Xiao Yue Shan, Blog Editor, reporting from Japan
Writers whose novels are under consideration for Japan’s most prestigious literary award, the Akutagawa Prize, were announced last month, with one name in particular striking a note of familiarity. 石原燃 Nen Ishihara is a playwright debuting as a novelist with 赤い砂を蹴る (Kicking the Red Sand), and also happens to be the daughter of renowned fictionist Yuko Tsushima, who is in turn the daughter of Japan’s “literary bad boy”, Osamu Dazai. Headlines predictably sensationalized this imposing lineage, taking certain note that Dazai was always somewhat disgruntled at never having won the Akutagawa, likely due to internal manipulations during the selection process. Yet, in Ishihara’s work, it is evident that it’s not this abstracted relation to Dazai that directs her fiction, but the relationship with her mother—who passed away in 2016 from lung cancer—that sends a thread of reality through this work.
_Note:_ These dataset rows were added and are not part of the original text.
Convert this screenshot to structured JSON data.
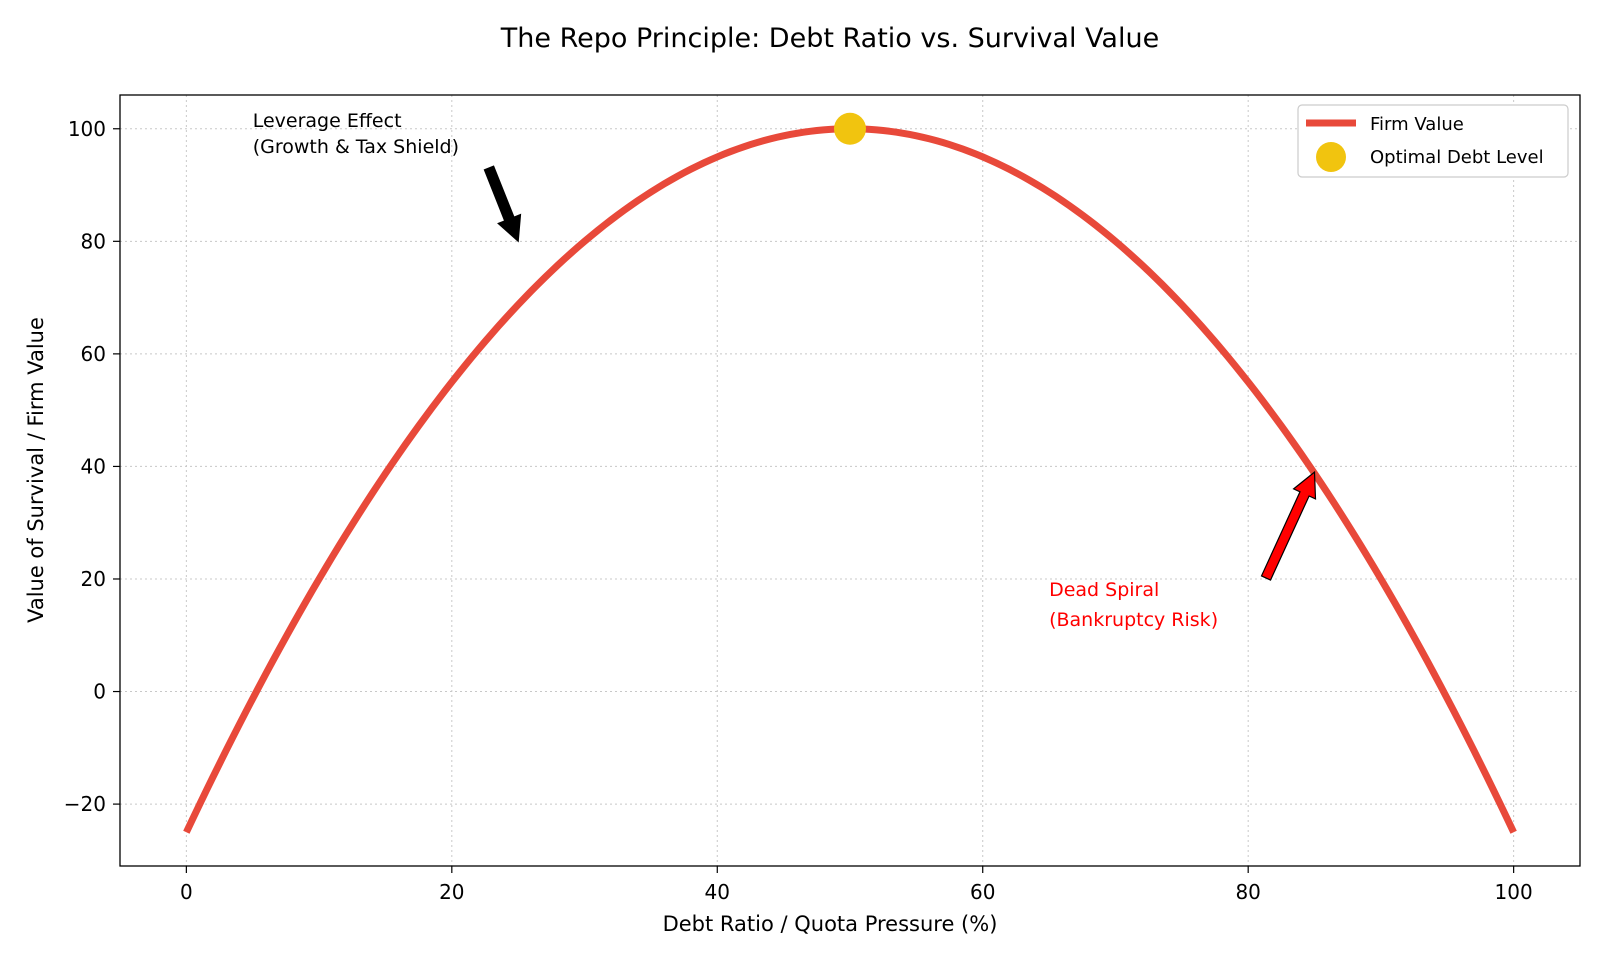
{
  "chart_data": {
    "type": "line",
    "title": "The Repo Principle: Debt Ratio vs. Survival Value",
    "xlabel": "Debt Ratio / Quota Pressure (%)",
    "ylabel": "Value of Survival / Firm Value",
    "xlim": [
      -5,
      105
    ],
    "ylim": [
      -31,
      106
    ],
    "x_ticks": [
      0,
      20,
      40,
      60,
      80,
      100
    ],
    "y_ticks": [
      -20,
      0,
      20,
      40,
      60,
      80,
      100
    ],
    "x_tick_labels": [
      "0",
      "20",
      "40",
      "60",
      "80",
      "100"
    ],
    "y_tick_labels": [
      "−20",
      "0",
      "20",
      "40",
      "60",
      "80",
      "100"
    ],
    "grid": true,
    "legend_position": "top-right",
    "series": [
      {
        "name": "Firm Value",
        "type": "line",
        "color": "#e8493a",
        "curve": "y = 100 - 0.05 * (x - 50)^2",
        "x": [
          0,
          5,
          10,
          15,
          20,
          25,
          30,
          35,
          40,
          45,
          50,
          55,
          60,
          65,
          70,
          75,
          80,
          85,
          90,
          95,
          100
        ],
        "y": [
          -25,
          -1.25,
          20,
          38.75,
          55,
          68.75,
          80,
          88.75,
          95,
          98.75,
          100,
          98.75,
          95,
          88.75,
          80,
          68.75,
          55,
          38.75,
          20,
          -1.25,
          -25
        ]
      },
      {
        "name": "Optimal Debt Level",
        "type": "scatter",
        "color": "#f1c40f",
        "points": [
          {
            "x": 50,
            "y": 100
          }
        ]
      }
    ],
    "annotations": [
      {
        "lines": [
          "Leverage Effect",
          "(Growth & Tax Shield)"
        ],
        "text_at": [
          5,
          92
        ],
        "arrow_to": [
          25,
          80
        ],
        "color": "#000000",
        "arrow_color": "#000000"
      },
      {
        "lines": [
          "Dead Spiral",
          "(Bankruptcy Risk)"
        ],
        "text_at": [
          65,
          12
        ],
        "arrow_to": [
          85,
          39
        ],
        "color": "#ff0000",
        "arrow_color": "#ff0000"
      }
    ]
  }
}
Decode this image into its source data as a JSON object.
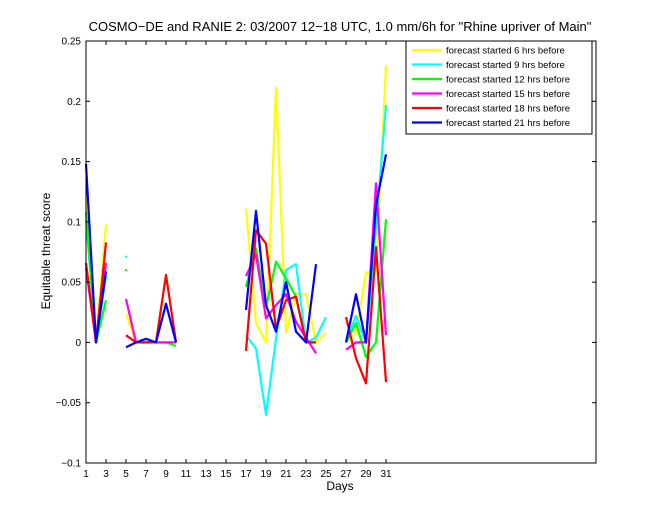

Kicking the Red Sand features an intimate portrait of a mother-daughter relationship painted in retrospect when, after the mother’s death, the protagonist Chika takes a trip to Brazil with her friend, who has also recently experienced a difficult loss. It is, with tenderness and restraint, an elegy delivered in a similar spirit as its subject, as Tsushima’s own acclaimed autofiction, Territory of Light, was also devoted to the complexities of a mother-daughter relationship. It is a meeting of souls.
The other selections include おかもと まなぶ Manabu Okamoto’s アウア・エイジ (Our Age), in which an unnamed protagonist receives news that a important figure from his past has passed away, and this leads him to trace through his memories of a past replete with cinema, romance, and intrigue; 高山羽根子 Haneko Takayama’s 首里の馬 (Shuri’s Horse), a novel that uses the relationship between a woman and a stray horse to reveal details about the tumultuous history of Okinawa; 遠野遥 Haruka Tono’s 破局 (Catastrophe), a narrative that zeroes in on obsessive depictions of the body during physical training and sexual escapades; and lastly, 三木三奈 Mina Miki’s アキちゃん (Aki-chan), a disturbing depiction of a child’s inexplicable hatred for the titular Aki-chan. Results of the Akutagawa Prize (along with the results of its sister award, the Naoki Prize) will be announced on July 15!
On July 5, the Tokyo gubernatorial elections resulted in the landslide win for incumbent Yuriko Koike, which also sent 石井妙子 Taeko Ishii’s biography of the governor, 女帝 小池百合子 (Empress Koike Yuriko) to the top of the bestselling lists. In this savage depiction of Koike’s career and person, Ishii raises suspicions about her graduation from the University of Cairo, examines the careful curation of her public persona, alerts the readers to her “cold demeanour” towards the victims of various tragedies in Japan, and writes in chilling terms of her crushing tactics. The book also examines the complications and significations of Koike’s femininity in her political career, leading to ruminations about the woman politician in Japan. After its publication in April, the book received tremendous attention in the media, with many platforms marking it as necessary reading, while some also commenting on Ishii’s seemingly pursuant agenda to take Koike down. Still, the revelations have had no apparent effect on Koike’s popularity, as the governor sails into her second term with the second largest number of votes in the history of Tokyo elections.